Nilai oksigen terlarut (DO) yang diperoleh dari ketiga stasiun penelitian berkisar 6,1-6,7 mg/L. Nilai tertinggi terdapat pada stasiun 2 sebesar 6,7 mg/L dan terendah pada stasiun 1 sebesar 6,1 mg/L. Tingginya DO diakibatkan adanya air terjun yang membuat banyak gelembung udara. Oksigen terlarut sangat dibutuhkan oleh organisme, termasuk juga makrozoobentos dalam metabolisme tubuh, sehingga daerah yang memiliki oksigen terlarut tinggi akan mendukung keberlangsungan organisme tersebut. Menurut Michael (1984), sumber oksigen terlarut berasal dari atmosfir dan fotosintesis tumbuhan hijau. Oksigen dari udara diserap dengan difusi langsung di permukaan air oleh angin dan arus. Jumlah oksigen yang terkandung dalam air tergantung pada daerah permukaan yang terkena suhu dan konsentrasi garam.

Nilai BOD5 pada ketiga stasiun penelitian berkisar antara 3,1-3,7 mg/L dengan nilai tertinggi terdapat pada stasiun 3 sebesar 3,7 mg/L dan terendah pada stasiun 1 sebesar 3,1 mg/L. Adanya perbedaan nilai BOD5 di setiap stasiun penelitian disebabkan bahan organik yang berbeda pada masing-masing stasiun, yang berhubungan dengan defisit oksigen karena oksigen tersebut digunakan oleh mikroorganisme dalam proses penguraian bahan organik sehingga mengakibatkan nilai BOD5 meningkat. Menurut Landau (1992), peningkatan nilai BOD akan menyebabkan turunnya nilai DO dalam satuan perairan.

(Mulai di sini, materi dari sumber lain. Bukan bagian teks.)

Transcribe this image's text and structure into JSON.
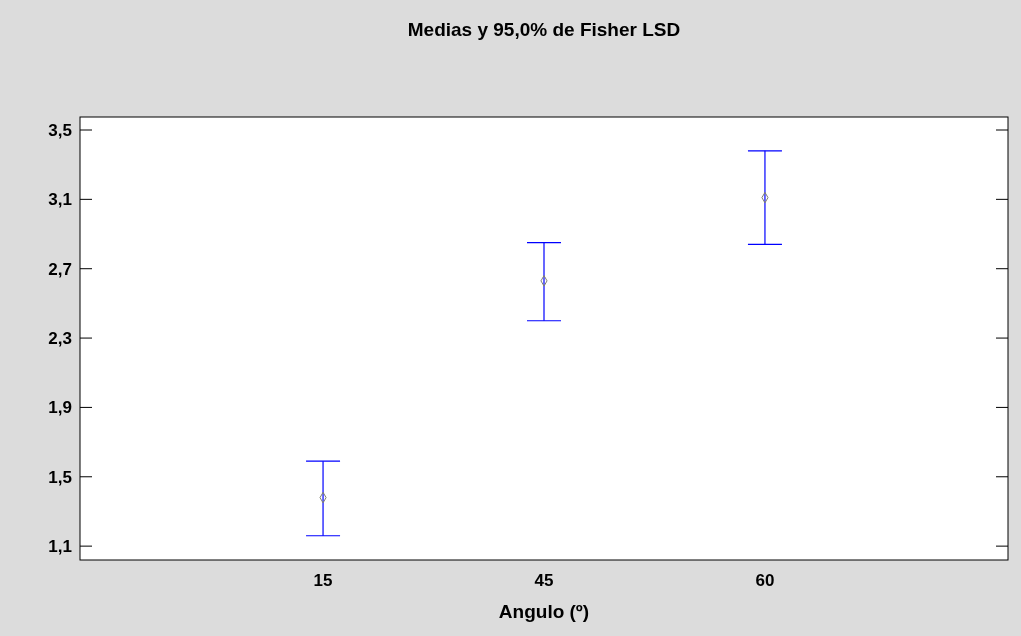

Sehubungan dengan hal ini akan terjadi gangguan proses metabolisme pada organisme akuatik.

Nilai kejenuhan oksigen yang diperoleh dari ketiga stasiun penelitian berkisar antara 72,88-80,60% artinya ketersediaan oksigen diperairan masih cukup tinggi. Menurut Stickney (1979) dalam Gultom (2014), jika ketersediaan oksigen tidak cukup memadai untuk memelihara hewan akuatik, maka hewan tersebut akan mengalami stress dan mudah terserang penyakit atau bahkan mengalami kematian.

Nilai kandungan organik substrat yang didapatkan pada semua lokasi penelitian berkisar 0,25-0,38%. Kandungan organik substrat tertinggi terdapat pada stasiun 3 sedangkan terendah terdapat pada stasiun 1. Secara keseluruhan

nilai kandungan organik substrat yang didapatkan pada ketiga stasiun tergolong sangat rendah. Menurut Pusat Penelitian Tanah (1983) dalam Simamora (2009), kriteria tinggi-rendahnya kandungan organik substrat atau tanah berdasarkan persentasi sebagai berikut: <1% : sangat rendah, 1-2% : rendah, 2,01-3% sedang, 3-5% : tinggi, dan >5,01% : sangat tinggi. Tipe subtrat dasar juga ikut menentukan jumlah dan jenis hewan bentos disuatu perairan. Substrat berupa pasir cenderung memudahkan untuk bergeser dan bergerak ke tempat lain dan memiliki kandungan oksigen yang lebih tinggi dibanding substrat berlumpur. Menurut Izmiarti (1990), kehadiran spesies dalam suatu komunitas zoobentos didukung oleh kandungan organik yang tinggi, akan tetapi belum tentu menjamin kelimpahan zoobentos tersebut, karena tipe substratpun ikut menentukan.